Will the Big East still be a good-to-great basketball conference? Yes. Will it be better than what it was this past decade? Very unlikely.
The fallacy of the argument that just because Pitt, WVU and others rose up in the basketball ranks during their time in the Big East means that the new conference members will do the same is that such rise was dependent upon schools like Syracuse being members (as opposed to simply the Big East label). It was the critical mass of a large number of great basketball teams playing each other at the same time that created an aura around the Big East, but now a number of those great basketball teams are going away (which means that the same critical mass isn't there anymore).

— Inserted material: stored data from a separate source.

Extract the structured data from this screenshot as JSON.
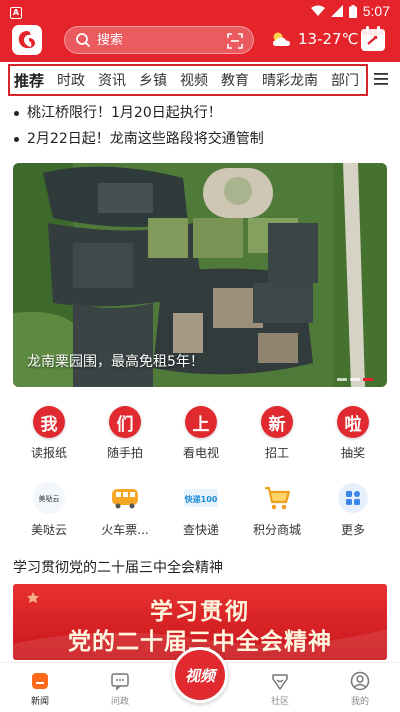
{
  "status_bar": {
    "time": "5:07",
    "badge": "A"
  },
  "header": {
    "search_placeholder": "搜索",
    "weather": "13-27℃",
    "colors": {
      "brand_red": "#e5232a"
    }
  },
  "tabs": [
    "推荐",
    "时政",
    "资讯",
    "乡镇",
    "视频",
    "教育",
    "晴彩龙南",
    "部门"
  ],
  "headlines": [
    "桃江桥限行！1月20日起执行！",
    "2月22日起！龙南这些路段将交通管制"
  ],
  "banner": {
    "caption": "龙南栗园围，最高免租5年！",
    "slide_count": 3,
    "active_slide": 3
  },
  "quick_row1": [
    {
      "glyph": "我",
      "label": "读报纸"
    },
    {
      "glyph": "们",
      "label": "随手拍"
    },
    {
      "glyph": "上",
      "label": "看电视"
    },
    {
      "glyph": "新",
      "label": "招工"
    },
    {
      "glyph": "啦",
      "label": "抽奖"
    }
  ],
  "quick_row2": [
    {
      "icon": "meidayun-logo-icon",
      "logo_text": "美哒云",
      "label": "美哒云"
    },
    {
      "icon": "train-icon",
      "label": "火车票..."
    },
    {
      "icon": "express-logo-icon",
      "logo_text": "快递100",
      "label": "查快递"
    },
    {
      "icon": "shopping-cart-icon",
      "label": "积分商城"
    },
    {
      "icon": "more-apps-icon",
      "label": "更多"
    }
  ],
  "section": {
    "title": "学习贯彻党的二十届三中全会精神",
    "promo_line1": "学习贯彻",
    "promo_line2": "党的二十届三中全会精神"
  },
  "bottom_nav": {
    "news": "新闻",
    "wenzheng": "问政",
    "video": "视频",
    "community": "社区",
    "mine": "我的"
  }
}
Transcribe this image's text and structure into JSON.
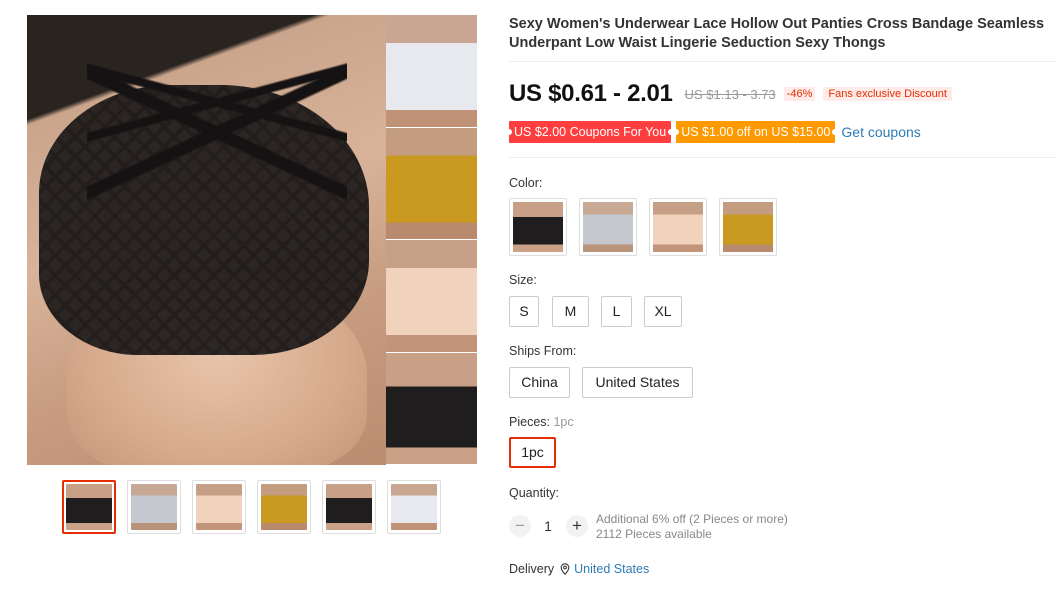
{
  "product": {
    "title": "Sexy Women's Underwear Lace Hollow Out Panties Cross Bandage Seamless Underpant Low Waist Lingerie Seduction Sexy Thongs"
  },
  "price": {
    "current": "US $0.61 - 2.01",
    "original": "US $1.13 - 3.73",
    "discount": "-46%",
    "fans_badge": "Fans exclusive Discount"
  },
  "coupons": {
    "coupon1": "US $2.00 Coupons For You",
    "coupon2": "US $1.00 off on US $15.00",
    "get_link": "Get coupons"
  },
  "color": {
    "label": "Color:",
    "options": [
      "black",
      "grey",
      "beige",
      "yellow"
    ]
  },
  "size": {
    "label": "Size:",
    "options": [
      "S",
      "M",
      "L",
      "XL"
    ]
  },
  "ships_from": {
    "label": "Ships From:",
    "options": [
      "China",
      "United States"
    ]
  },
  "pieces": {
    "label": "Pieces:",
    "selected_hint": "1pc",
    "options": [
      "1pc"
    ]
  },
  "quantity": {
    "label": "Quantity:",
    "value": "1",
    "minus": "−",
    "plus": "+",
    "note_line1": "Additional 6% off (2 Pieces or more)",
    "note_line2": "2112 Pieces available"
  },
  "delivery": {
    "label": "Delivery",
    "location": "United States"
  },
  "gallery": {
    "thumbnails": [
      "black",
      "grey",
      "beige",
      "yellow",
      "black",
      "white"
    ],
    "active_index": 0
  },
  "colors": {
    "accent_red": "#e62e04",
    "link_blue": "#2e7bb5",
    "coupon_red": "#ff3f3f",
    "coupon_orange": "#ff9900"
  }
}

There is also a major difference between the ACC raid of Miami/VT/BC that didn't take any good basketball schools away (and who were replaced by a legit basketball power (Louisville) and 3 other schools with historical basketball tradition (Marquette, Cincinnati and DePaul)) versus the losses over the past year where the Big East lost 4 upper tier basketball programs. The Big East was able to clearly and unambiguously improve in basketball after the 2003 ACC raid, which isn't going to be the case after these latest defections. At the same time, the BCS era of the last 15 years, despite being about football, has fundamentally changed how basketball works since schools such as St. John's, Georgetown and Villanova no longer have anywhere near the advantages in facilities and TV coverage that they had in the 1980s and early 1990s. The SMUs and UCFs of the world can't leverage those Catholic schools in the future in the same manner that Pitt and WVU were able to do in the past.

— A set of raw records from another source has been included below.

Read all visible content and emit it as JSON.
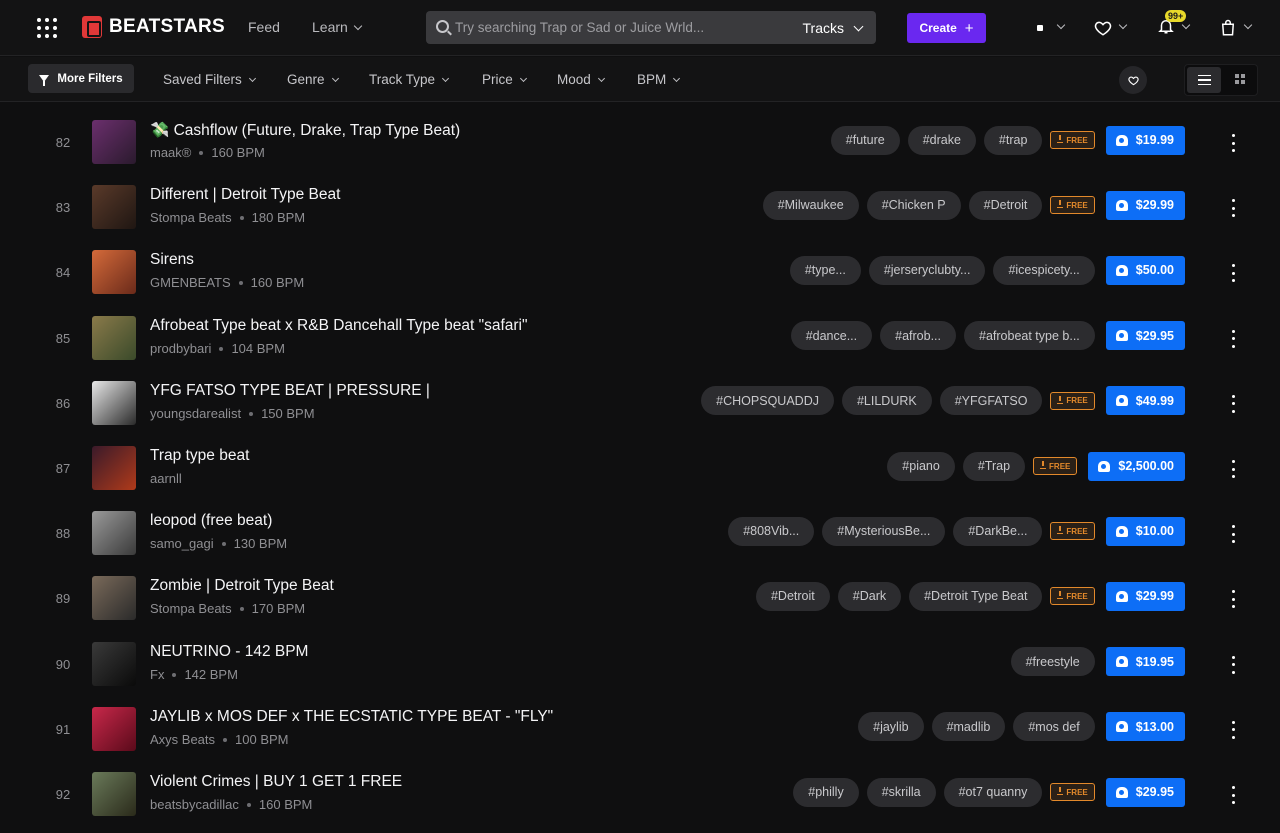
{
  "header": {
    "brand": "BEATSTARS",
    "nav": {
      "feed": "Feed",
      "learn": "Learn"
    },
    "search": {
      "placeholder": "Try searching Trap or Sad or Juice Wrld...",
      "type": "Tracks"
    },
    "create": "Create",
    "notifications_badge": "99+"
  },
  "filters": {
    "more": "More Filters",
    "items": [
      "Saved Filters",
      "Genre",
      "Track Type",
      "Price",
      "Mood",
      "BPM"
    ]
  },
  "tracks": [
    {
      "num": "82",
      "title": "💸 Cashflow (Future, Drake, Trap Type Beat)",
      "producer": "maak®",
      "bpm": "160 BPM",
      "tags": [
        "#future",
        "#drake",
        "#trap"
      ],
      "free": true,
      "price": "$19.99",
      "thumb": [
        "#6b2f6d",
        "#2a1a2d"
      ]
    },
    {
      "num": "83",
      "title": "Different | Detroit Type Beat",
      "producer": "Stompa Beats",
      "bpm": "180 BPM",
      "tags": [
        "#Milwaukee",
        "#Chicken P",
        "#Detroit"
      ],
      "free": true,
      "price": "$29.99",
      "thumb": [
        "#5a3a2a",
        "#1f1612"
      ]
    },
    {
      "num": "84",
      "title": "Sirens",
      "producer": "GMENBEATS",
      "bpm": "160 BPM",
      "tags": [
        "#type...",
        "#jerseryclubty...",
        "#icespicety..."
      ],
      "free": false,
      "price": "$50.00",
      "thumb": [
        "#d46a3a",
        "#6a2a1a"
      ]
    },
    {
      "num": "85",
      "title": "Afrobeat Type beat x R&B Dancehall Type beat \"safari\"",
      "producer": "prodbybari",
      "bpm": "104 BPM",
      "tags": [
        "#dance...",
        "#afrob...",
        "#afrobeat type b..."
      ],
      "free": false,
      "price": "$29.95",
      "thumb": [
        "#8a7a4a",
        "#3a4a2a"
      ]
    },
    {
      "num": "86",
      "title": "YFG FATSO TYPE BEAT | PRESSURE |",
      "producer": "youngsdarealist",
      "bpm": "150 BPM",
      "tags": [
        "#CHOPSQUADDJ",
        "#LILDURK",
        "#YFGFATSO"
      ],
      "free": true,
      "price": "$49.99",
      "thumb": [
        "#e8e8e8",
        "#2a2a2a"
      ]
    },
    {
      "num": "87",
      "title": "Trap type beat",
      "producer": "aarnll",
      "bpm": "",
      "tags": [
        "#piano",
        "#Trap"
      ],
      "free": true,
      "price": "$2,500.00",
      "thumb": [
        "#3a1a2a",
        "#b03a1a"
      ]
    },
    {
      "num": "88",
      "title": "leopod (free beat)",
      "producer": "samo_gagi",
      "bpm": "130 BPM",
      "tags": [
        "#808Vib...",
        "#MysteriousBe...",
        "#DarkBe..."
      ],
      "free": true,
      "price": "$10.00",
      "thumb": [
        "#9a9a9a",
        "#3a3a3a"
      ]
    },
    {
      "num": "89",
      "title": "Zombie | Detroit Type Beat",
      "producer": "Stompa Beats",
      "bpm": "170 BPM",
      "tags": [
        "#Detroit",
        "#Dark",
        "#Detroit Type Beat"
      ],
      "free": true,
      "price": "$29.99",
      "thumb": [
        "#7a6a5a",
        "#2a2a2a"
      ]
    },
    {
      "num": "90",
      "title": "NEUTRINO - 142 BPM",
      "producer": "Fx",
      "bpm": "142 BPM",
      "tags": [
        "#freestyle"
      ],
      "free": false,
      "price": "$19.95",
      "thumb": [
        "#3a3a3a",
        "#0a0a0a"
      ]
    },
    {
      "num": "91",
      "title": "JAYLIB x MOS DEF x THE ECSTATIC TYPE BEAT - \"FLY\"",
      "producer": "Axys Beats",
      "bpm": "100 BPM",
      "tags": [
        "#jaylib",
        "#madlib",
        "#mos def"
      ],
      "free": false,
      "price": "$13.00",
      "thumb": [
        "#c8284a",
        "#5a0a1a"
      ]
    },
    {
      "num": "92",
      "title": "Violent Crimes | BUY 1 GET 1 FREE",
      "producer": "beatsbycadillac",
      "bpm": "160 BPM",
      "tags": [
        "#philly",
        "#skrilla",
        "#ot7 quanny"
      ],
      "free": true,
      "price": "$29.95",
      "thumb": [
        "#6a7a5a",
        "#2a2a1a"
      ]
    }
  ],
  "free_label": "FREE"
}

To be clear again, the Big East will still have an excellent basketball conference. However, no one should kid themselves that the latest Big East expansion was anything other than a triage measure (as opposed to actually believing that Temple and Memphis could replace the value of Syracuse and Pitt). The defections over the past year directly impact Big East basketball much more than the ACC raid of 2003, so it's far too simplistic to believe that the Big East label in and of itself will overcome all of that.